United States. These surveys are used to measure patient’s perspectives on hospital care.

This is the first national standard for collecting or publicly recording patients’

perspective. The success of a hospital is now weighed heavily on these HCAHPS scores.

The University of Vermont Medical Center has created the Patient and Family

Centered Care Steering Committee to help improve hospital quality by working. This

committee aims to create mutually beneficial partnerships among health care, patients,

families, and providers. Members of this group include nursing, physicians, human

resources, the UVM Medical group, and UVM College of Nursing and Health Sciences.

After attending a Patient and Family Centered Care conference Lisa Emerson:

Nurse Manager, Baird 5, recognized the importance of a PFCC and pushed to start the

committee. “I asked my mentor, if I were to really push for patient and family centered

care on Baird 5 what would that look like, what is the first thing I’d have to do? And she

said you need a patient and family centered advisory council, that’s the number one thing,

so she helped me get the ball rolling on that, and from there it just became what I talked

about all the time, it was what I felt very strongly about, like this is the only real way that

we can truly take care of our patients and families with the dignity and respect that they

deserve.” Emerson said.

“And so that was that, but then the organization started looking at the patient

experience, so HCAHPS, became a big thing, and our hospital scores were not that great,

and that really looks at the patients experience, rather than there satisfaction.”

Over the past two years a formal position has been created to focus on these

issues. Amy Cohen, Patient and Family Centered Care Project Manager, and Charlotte

Safran, Patient and Family Centered Car Coordinator work together at The University of

Vermont Medical Center towards improving patient and family centered care.

“I was working at a local non-profit called Vermont family network, and I learned

about a volunteer opportunity to be an advisor for the children’s hospital advisor

council,” Safran said. “I had some personal experience, my son Lincoln was in the

children’s hospital when he was 5 days old and continues to be followed up by

neurology, cardiology, and endocrinology and via that volunteer position I found out

about this grant funded position funded by the children’s miracle network.”

In addition to these positions, and PFCC, The UVM Medical Center has created a

Patient and Family Advisory Council. “My position is half time, and my co-worker Amy

Cohen and I felt that for me to focus on augmenting the number of patient and family

advisors we have on board so I try to connect with doctors nurses and community

members to really connect with families of patients who have used the children’s hospital

explain about our program and ask if they would like to serve as an advisor on a

volunteer basis.”

Dr. Kirsten Isgro, SUNY Plattsburgh professor, became of the Patient and Family

Centered Advisory Council after spending time in and out of the hospital with her

daughter. “The larger goal is to introduce, what does patient and family care look like

using the four pillars; collaboration, information sharing, participation, and dignity and

respect,” Isgro said. “Some of the things I’ve been called to is presenting at the pediatric

Grand Rounds for doctors, nurses, medical students, nursing students, and administration

at The Vermont Children’s Hospital sharing my own story about things that have gone

well things that have not gone so well.”

Recruiting Patient and Family give the hospital their perspective on policies,

programs, facility design, operations, and education. “I was able to sit in on a Patient and

Family Centered Advisory Meeting because I’m interning with UVM Medical Center

currently. It was nice hearing patients, and family members voice be heard, especially my

professor, Dr. Isgro.” Flora Veitch, SUNY Plattsburgh student/UVM intern, said.

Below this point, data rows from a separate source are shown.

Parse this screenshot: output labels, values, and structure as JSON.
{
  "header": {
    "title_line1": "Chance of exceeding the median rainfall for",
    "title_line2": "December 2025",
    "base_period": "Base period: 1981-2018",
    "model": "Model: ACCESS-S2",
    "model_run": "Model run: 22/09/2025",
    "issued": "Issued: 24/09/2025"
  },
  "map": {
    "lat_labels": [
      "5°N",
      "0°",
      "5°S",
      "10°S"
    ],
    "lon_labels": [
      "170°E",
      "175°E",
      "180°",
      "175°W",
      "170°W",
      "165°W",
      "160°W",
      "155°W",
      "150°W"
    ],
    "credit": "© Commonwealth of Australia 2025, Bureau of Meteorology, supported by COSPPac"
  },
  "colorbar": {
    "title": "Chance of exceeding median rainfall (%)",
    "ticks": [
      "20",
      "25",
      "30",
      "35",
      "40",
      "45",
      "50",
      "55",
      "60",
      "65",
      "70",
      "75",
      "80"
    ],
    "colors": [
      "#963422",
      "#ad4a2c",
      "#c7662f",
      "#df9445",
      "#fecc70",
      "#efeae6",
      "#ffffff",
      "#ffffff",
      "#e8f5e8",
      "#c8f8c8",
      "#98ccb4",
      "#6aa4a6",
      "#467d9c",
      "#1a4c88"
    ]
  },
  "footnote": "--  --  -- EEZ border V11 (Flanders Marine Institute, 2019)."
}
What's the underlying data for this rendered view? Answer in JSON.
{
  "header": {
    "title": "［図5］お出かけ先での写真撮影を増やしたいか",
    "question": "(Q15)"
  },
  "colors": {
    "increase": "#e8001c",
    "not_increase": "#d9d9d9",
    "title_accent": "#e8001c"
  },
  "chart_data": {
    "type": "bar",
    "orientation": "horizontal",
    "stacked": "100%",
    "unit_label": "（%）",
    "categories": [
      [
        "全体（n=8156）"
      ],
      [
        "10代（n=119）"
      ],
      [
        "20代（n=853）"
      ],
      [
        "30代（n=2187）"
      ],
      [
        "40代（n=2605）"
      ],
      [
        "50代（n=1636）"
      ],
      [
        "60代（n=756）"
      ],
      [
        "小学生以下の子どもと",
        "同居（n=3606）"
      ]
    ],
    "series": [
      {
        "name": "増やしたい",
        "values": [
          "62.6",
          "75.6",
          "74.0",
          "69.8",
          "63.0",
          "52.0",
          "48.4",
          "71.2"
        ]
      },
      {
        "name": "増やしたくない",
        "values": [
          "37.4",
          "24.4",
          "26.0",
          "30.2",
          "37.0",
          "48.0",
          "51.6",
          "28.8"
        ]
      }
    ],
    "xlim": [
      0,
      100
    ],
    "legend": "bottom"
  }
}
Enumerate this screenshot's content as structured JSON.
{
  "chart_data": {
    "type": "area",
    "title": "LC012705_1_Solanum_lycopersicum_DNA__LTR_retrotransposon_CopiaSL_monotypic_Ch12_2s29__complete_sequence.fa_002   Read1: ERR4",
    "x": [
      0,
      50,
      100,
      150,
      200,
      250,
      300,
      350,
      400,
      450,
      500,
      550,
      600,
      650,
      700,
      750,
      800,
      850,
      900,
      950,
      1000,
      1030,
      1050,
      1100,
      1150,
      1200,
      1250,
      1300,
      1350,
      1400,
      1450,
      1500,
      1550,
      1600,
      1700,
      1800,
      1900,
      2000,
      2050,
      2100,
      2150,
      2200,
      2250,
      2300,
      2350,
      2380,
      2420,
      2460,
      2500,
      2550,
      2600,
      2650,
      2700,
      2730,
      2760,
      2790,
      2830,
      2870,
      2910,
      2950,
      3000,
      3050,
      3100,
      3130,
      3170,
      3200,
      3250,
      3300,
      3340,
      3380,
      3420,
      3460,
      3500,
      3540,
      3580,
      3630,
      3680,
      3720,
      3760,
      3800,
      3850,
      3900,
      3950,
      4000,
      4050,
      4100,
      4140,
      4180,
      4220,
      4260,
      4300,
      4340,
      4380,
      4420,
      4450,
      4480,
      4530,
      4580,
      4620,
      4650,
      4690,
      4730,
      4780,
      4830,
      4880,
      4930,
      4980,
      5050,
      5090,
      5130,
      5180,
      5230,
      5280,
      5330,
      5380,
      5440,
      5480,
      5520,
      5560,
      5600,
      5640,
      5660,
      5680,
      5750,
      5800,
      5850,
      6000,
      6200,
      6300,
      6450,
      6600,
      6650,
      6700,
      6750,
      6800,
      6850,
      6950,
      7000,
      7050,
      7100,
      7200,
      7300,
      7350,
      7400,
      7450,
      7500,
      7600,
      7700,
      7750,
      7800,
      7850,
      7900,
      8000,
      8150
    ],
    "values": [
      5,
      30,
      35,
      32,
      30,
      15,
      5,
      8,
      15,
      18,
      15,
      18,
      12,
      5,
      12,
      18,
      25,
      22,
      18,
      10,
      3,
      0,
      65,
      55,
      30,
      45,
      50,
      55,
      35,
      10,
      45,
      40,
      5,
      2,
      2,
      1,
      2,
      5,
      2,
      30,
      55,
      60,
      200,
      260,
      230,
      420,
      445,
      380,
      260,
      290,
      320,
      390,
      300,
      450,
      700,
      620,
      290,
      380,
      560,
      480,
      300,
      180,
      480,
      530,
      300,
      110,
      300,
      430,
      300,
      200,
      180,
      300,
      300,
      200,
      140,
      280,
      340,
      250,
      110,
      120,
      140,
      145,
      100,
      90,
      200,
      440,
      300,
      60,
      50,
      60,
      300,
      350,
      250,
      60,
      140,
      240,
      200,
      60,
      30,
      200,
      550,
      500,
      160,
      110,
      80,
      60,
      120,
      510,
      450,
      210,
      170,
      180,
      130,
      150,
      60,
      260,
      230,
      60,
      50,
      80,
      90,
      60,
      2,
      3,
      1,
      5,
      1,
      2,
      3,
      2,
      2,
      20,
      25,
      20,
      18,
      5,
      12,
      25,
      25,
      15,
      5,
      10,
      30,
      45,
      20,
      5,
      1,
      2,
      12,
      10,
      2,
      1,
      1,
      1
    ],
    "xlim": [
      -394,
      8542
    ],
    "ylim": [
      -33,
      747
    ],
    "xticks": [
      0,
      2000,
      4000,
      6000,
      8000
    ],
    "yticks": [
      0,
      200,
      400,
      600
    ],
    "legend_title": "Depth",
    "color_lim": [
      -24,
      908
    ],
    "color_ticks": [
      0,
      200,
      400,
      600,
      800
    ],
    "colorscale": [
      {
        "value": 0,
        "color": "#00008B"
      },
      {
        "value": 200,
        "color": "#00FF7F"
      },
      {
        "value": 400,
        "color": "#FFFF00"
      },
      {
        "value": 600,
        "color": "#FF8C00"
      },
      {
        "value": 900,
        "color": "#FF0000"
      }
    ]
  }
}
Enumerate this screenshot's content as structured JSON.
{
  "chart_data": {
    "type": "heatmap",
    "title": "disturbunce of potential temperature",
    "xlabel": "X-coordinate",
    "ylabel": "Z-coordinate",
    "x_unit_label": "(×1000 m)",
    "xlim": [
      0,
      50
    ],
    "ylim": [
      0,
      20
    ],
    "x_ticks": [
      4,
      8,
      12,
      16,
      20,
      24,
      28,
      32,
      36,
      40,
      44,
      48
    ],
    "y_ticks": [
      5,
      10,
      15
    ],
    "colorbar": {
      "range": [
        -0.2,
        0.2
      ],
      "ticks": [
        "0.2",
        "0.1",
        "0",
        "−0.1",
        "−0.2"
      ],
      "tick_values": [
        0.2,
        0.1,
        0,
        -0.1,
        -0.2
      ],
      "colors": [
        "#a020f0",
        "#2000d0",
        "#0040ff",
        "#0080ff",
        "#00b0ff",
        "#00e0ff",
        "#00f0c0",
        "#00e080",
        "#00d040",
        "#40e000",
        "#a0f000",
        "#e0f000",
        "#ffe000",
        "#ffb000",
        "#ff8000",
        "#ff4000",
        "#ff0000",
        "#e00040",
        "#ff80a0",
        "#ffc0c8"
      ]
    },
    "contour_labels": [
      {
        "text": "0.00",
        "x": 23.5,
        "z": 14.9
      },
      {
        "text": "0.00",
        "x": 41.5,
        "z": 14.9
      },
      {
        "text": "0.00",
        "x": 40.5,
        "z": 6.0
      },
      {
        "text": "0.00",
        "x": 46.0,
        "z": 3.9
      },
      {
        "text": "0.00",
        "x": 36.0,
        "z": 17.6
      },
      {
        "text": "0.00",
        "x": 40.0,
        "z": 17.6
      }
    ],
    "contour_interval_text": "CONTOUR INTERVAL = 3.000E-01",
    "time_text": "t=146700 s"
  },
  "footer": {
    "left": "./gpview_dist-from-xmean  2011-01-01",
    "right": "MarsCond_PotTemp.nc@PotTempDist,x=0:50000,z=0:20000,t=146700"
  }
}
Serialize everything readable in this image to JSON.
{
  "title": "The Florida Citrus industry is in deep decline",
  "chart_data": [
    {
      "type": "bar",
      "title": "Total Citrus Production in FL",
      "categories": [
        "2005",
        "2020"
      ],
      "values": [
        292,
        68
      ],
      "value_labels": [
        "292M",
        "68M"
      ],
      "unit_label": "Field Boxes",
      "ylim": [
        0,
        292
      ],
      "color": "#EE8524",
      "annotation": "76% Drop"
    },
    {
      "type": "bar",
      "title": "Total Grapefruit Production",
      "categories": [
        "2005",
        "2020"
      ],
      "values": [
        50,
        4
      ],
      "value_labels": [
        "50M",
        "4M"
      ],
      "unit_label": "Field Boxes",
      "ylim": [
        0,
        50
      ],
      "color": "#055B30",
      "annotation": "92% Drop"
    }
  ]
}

The Patient and Family Centered Care Council work towards achieving

population health, reducing cost, and improving the patient’s experience. Implementing

culture change and the education plan will help caregivers move from doing “to” or “for”

to “with” patients and their families to work collaboratively. The hospital intends on

lifting traditional restrictive visitations to a welcoming all at any hour, along with a new

building for inpatient private rooms. HCAHPS has moved hospitals towards patient, and

family satisfaction, creating big change in hospitals all around the United States.